次代のハリウッドを牽引する存在
『ストーリー・オブ・マイライフ/わたしの若草物語』(2019)でオスカー候補となり、主演作『ミッドサマー』(2019)が熱烈な支持を集める。タイプの違う2作で一躍注目の存在となったフローレンス・ピュー。
小柄でがっちり体型のリアル女子感とオーラを増幅するハスキーボイスが魅力の25歳は、スカーレット・ヨハンソンの向こうを張る『ブラック・ウィドウ』の公開も控え、いまや次代のハリウッドを牽引する存在と目されている。
1996年にイギリスのオックスフォードでレストランオーナーの父とダンス教師の母の間に生まれた彼女の映画デビューは、厳格な女子校を舞台に思春期の不安定な心理を描いた『フォーリング 少女たちの目覚め』(2014)。
初めてのオーディションで掴んだのは、『ゲーム・オブ・スローンズ』のアリアことメイジー・ウィリアムズ演じる主人公の奔放な親友という役どころ。兄のセバスチャン・ピューが『GOT』にマーテル王子役で出演していることを考えると、この共演は感慨深い。
そのデビュー作でもセックスシーンも厭わない女優魂を見せていたフローレンスは、初主演映画『レディ・マクベス17歳の欲望』(2016)で大きな飛躍を遂げる。抑圧された生活の中で使用人との情事に溺れ、欲望に従う怪物へと変貌していく若妻キャサリンを演じて、目をみはらせたのだ。
その才能を業界が放っておくはずがなく、2018年には出演作が続々と登場することに。それも、クリス・パイン演じるロバート1世の毅然とした妻を演じた『アウトロー・キング スコットランドの英雄』(2018)、リーアム・ニーソン主演作『トレイン・ミッション』(2018)、コーデリアを演じたテレビ映画『アンソニー・ホプキンスのリア王』と、ビッグネームとの共演で。
さらに、パク・チャヌク監督初のテレビドラマとなったジョン・ル・カレ原作のミニシリーズ『リトル・ドラマー・ガール 愛を演じるスパイ』の主人公チャーリーも高評価。これまた主演を務めた映画『呪われた死霊館』(2018)でも、『ミッドサマー』と同じく、たんなるホラー映画ではなく、家族の自死に囚われた主人公の極限の精神状態を体感させてくれた。

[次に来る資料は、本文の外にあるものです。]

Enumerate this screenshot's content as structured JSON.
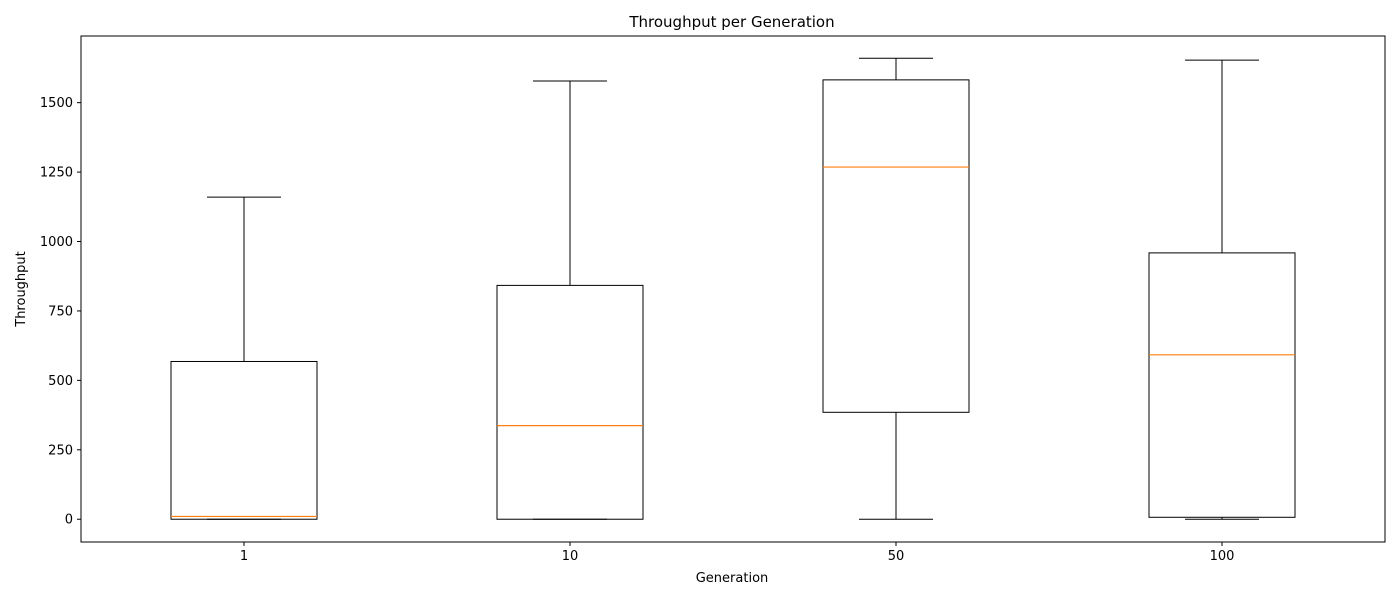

しかも、アクションもイケる高い身体能力は『ファイティング・ファミリー』(2019)で、プロレス技に挑戦したことで証明済み。ジャンルも役柄もオールラウンドなフローレンスが、ヒーローたちの苦悩にも焦点を当ててきたMCUでどんな飛躍を見せてくれるのか。期待は高まるばかり!
まずはここから!フローレンス・ピューの演技に慄く2作!
本作が注目を浴びるきっかけに!
『レディ・マクベス17歳の欲望』(2016)
舅の断末魔に平然と食事を続ける。キャサリンの冷酷さと狂気を淡々とした中に浮かび上がらせる才能に戦慄。ソファに座る彼女の表情だけで内面を物語る演技力はもちろん、それだけで画になる存在感にも圧倒される。
アカデミー助演女優賞にノミネート!
『ストーリー・オブ・マイライフ/わたしの若草物語』(2019)
わがままな末っ子イメージが強い少女時代も、成長後のエイミーも、1人で演じられるのがそもそも驚異的。自分を客観視できる大人の女性となったエイミーに深みを与えて、女子の共感を呼ぶ存在にしてくれたことに拍手!